MICHAEL DOUGHERTY, Company M, private.
Source : United States Army Military History Institute - McCahan Family Collection.
"Bristol's Civil War Hero Saved Lives, Served His Community" By Catherine Fee, writer for the Courier Times, Bristol, Pennsylvania. The following are excepts from Catherine Fee's article dated sometime in the 1980's.
Taken from Michael Dougherty's Dairies.
"Then on October 12, 1863, at Jefferson VA, his unit(13th PA Cavalry, Company M) attacked by General Lee's forces, Dougherty risked his life once more in a courageous feat which would later win him the country's highest honor - the Congressional Medal of Honor."
" While serving as a vedette - a sentinel - on Oct. 11th at Jefferson, VA., Dougherty noticed rebel cavalry stealing though the Union lines in the 4 A. M. darkness. " I called volunteers and they answered my call and we charged them and opened fire on them. Seven of my comrades were Killed. We drove them out of a large stone barn and we had to take shelter in it while we held against repeated attacks." He wrote.
Dougherty leading a detachment of his company( company M ), he dashed across an open field, directly through deadly enemy fire. He continued running as seven of his men fell, shot to death, around him. The detachment dislodged the enemy from a large stone barn. The action prevented the Confederates from flanking the Union forces and saved 2,500 lives.
" We fought as long as we had any ammunition. About 400 of us were taken prisoner, besides quite a number killed and wounded."
FREEDOM FROM ANDERSONVILLE - ON APRIL 23, 1865
"… Douherty boarded the steamer "Sultana" for the trip to St. Louis, MO. The "Sultana" carried 2,400 former prisoners and 180 civilians, six times more then she had been designed to carry. For four days the overloaded ship labored slowly up the Mississippi River, a tremendous explosion ripped through the quiet ship, rousing the passengers who were just days away from freedom.
" One of the four boilers burst and the vessel cut in two " Dougherty recounts. " The ship caught on fire and the cabins burned like tinder."

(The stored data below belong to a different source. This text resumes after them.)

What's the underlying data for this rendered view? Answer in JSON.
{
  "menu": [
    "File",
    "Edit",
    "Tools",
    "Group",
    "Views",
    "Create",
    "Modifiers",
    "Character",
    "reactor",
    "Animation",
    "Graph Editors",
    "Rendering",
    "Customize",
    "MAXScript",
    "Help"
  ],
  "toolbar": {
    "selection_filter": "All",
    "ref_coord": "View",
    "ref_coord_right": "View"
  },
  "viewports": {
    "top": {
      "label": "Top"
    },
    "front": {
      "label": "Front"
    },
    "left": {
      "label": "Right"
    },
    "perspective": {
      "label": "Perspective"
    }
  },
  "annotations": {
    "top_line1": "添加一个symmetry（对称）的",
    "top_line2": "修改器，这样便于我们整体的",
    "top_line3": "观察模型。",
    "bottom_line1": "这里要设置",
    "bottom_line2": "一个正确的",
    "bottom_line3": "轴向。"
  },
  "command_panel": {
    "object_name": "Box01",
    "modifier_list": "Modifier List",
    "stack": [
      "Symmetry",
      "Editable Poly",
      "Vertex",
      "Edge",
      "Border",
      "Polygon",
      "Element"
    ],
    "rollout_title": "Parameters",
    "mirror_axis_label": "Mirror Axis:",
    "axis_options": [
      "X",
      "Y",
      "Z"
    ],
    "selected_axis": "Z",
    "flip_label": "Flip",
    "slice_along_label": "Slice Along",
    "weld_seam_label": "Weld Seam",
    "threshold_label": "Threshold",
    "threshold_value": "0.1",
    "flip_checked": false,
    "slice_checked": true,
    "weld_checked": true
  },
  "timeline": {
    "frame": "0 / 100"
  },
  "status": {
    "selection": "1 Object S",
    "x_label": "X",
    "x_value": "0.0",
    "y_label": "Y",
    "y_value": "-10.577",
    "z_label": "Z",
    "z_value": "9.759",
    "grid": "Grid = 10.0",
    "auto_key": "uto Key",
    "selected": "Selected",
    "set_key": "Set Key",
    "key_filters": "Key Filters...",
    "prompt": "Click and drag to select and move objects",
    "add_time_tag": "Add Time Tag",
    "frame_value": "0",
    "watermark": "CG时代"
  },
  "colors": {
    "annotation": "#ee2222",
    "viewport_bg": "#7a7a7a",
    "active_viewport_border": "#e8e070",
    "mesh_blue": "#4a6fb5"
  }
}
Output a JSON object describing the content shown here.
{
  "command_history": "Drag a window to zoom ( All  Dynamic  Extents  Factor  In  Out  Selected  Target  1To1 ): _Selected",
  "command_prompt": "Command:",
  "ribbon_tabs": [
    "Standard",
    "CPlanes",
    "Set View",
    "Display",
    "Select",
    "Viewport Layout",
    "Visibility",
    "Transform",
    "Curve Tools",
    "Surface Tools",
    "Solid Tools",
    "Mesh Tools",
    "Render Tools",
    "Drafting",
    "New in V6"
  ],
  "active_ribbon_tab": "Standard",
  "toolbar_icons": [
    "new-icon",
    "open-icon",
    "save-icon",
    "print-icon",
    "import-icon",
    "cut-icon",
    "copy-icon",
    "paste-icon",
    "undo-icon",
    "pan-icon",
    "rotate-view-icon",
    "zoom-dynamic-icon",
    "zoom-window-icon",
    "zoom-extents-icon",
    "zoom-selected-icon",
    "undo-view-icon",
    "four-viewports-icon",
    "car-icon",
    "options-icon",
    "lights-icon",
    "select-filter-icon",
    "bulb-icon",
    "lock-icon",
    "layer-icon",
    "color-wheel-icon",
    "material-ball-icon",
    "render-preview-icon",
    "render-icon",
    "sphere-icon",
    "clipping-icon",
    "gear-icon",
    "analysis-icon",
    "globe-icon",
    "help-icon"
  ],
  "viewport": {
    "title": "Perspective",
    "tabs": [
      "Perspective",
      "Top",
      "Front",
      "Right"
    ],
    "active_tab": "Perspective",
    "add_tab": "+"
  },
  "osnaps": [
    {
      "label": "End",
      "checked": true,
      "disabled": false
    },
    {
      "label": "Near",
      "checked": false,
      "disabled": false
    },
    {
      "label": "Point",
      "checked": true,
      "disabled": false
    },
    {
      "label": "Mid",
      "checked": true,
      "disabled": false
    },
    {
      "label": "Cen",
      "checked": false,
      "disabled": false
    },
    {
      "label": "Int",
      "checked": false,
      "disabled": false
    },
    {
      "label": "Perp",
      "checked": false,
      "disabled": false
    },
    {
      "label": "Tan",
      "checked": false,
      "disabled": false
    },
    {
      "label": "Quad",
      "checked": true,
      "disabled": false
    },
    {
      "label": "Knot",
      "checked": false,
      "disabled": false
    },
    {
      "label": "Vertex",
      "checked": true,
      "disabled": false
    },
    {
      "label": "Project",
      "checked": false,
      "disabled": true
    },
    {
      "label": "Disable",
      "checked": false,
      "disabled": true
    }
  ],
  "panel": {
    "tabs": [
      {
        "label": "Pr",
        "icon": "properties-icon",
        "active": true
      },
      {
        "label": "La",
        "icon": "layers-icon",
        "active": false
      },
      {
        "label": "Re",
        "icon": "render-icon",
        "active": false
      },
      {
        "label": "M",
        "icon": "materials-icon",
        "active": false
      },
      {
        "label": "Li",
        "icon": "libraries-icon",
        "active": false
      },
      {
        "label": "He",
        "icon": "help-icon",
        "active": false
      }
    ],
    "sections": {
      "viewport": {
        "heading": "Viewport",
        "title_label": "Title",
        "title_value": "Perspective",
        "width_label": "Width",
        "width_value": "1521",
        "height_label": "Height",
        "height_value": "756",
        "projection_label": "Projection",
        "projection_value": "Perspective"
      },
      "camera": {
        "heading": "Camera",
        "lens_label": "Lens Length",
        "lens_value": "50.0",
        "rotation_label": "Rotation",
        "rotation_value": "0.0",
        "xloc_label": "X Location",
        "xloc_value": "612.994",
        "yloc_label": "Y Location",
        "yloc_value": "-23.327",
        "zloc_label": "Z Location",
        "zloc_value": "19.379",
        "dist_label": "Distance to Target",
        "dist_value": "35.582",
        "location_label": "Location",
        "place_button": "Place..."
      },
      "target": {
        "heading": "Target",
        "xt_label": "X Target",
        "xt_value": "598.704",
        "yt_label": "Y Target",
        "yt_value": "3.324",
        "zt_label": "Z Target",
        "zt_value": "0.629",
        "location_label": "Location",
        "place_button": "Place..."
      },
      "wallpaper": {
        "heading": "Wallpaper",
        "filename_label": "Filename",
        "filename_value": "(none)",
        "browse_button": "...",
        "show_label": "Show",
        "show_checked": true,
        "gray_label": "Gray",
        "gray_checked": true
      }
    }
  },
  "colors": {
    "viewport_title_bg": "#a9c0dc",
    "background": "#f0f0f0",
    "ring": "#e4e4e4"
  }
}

Dougherty , along with 1,400 others leaped into the water, with the cries of the injured and dying ringing in his ears and a strength he wouldn't have believed he had left in him, Dougherty swam through the backend water, eerily illuminated by the burning ship, and desperately made his way to a small island. Amazingly his diary also survived the ordeal. Of the ship's 2,500 passengers only 900 lived.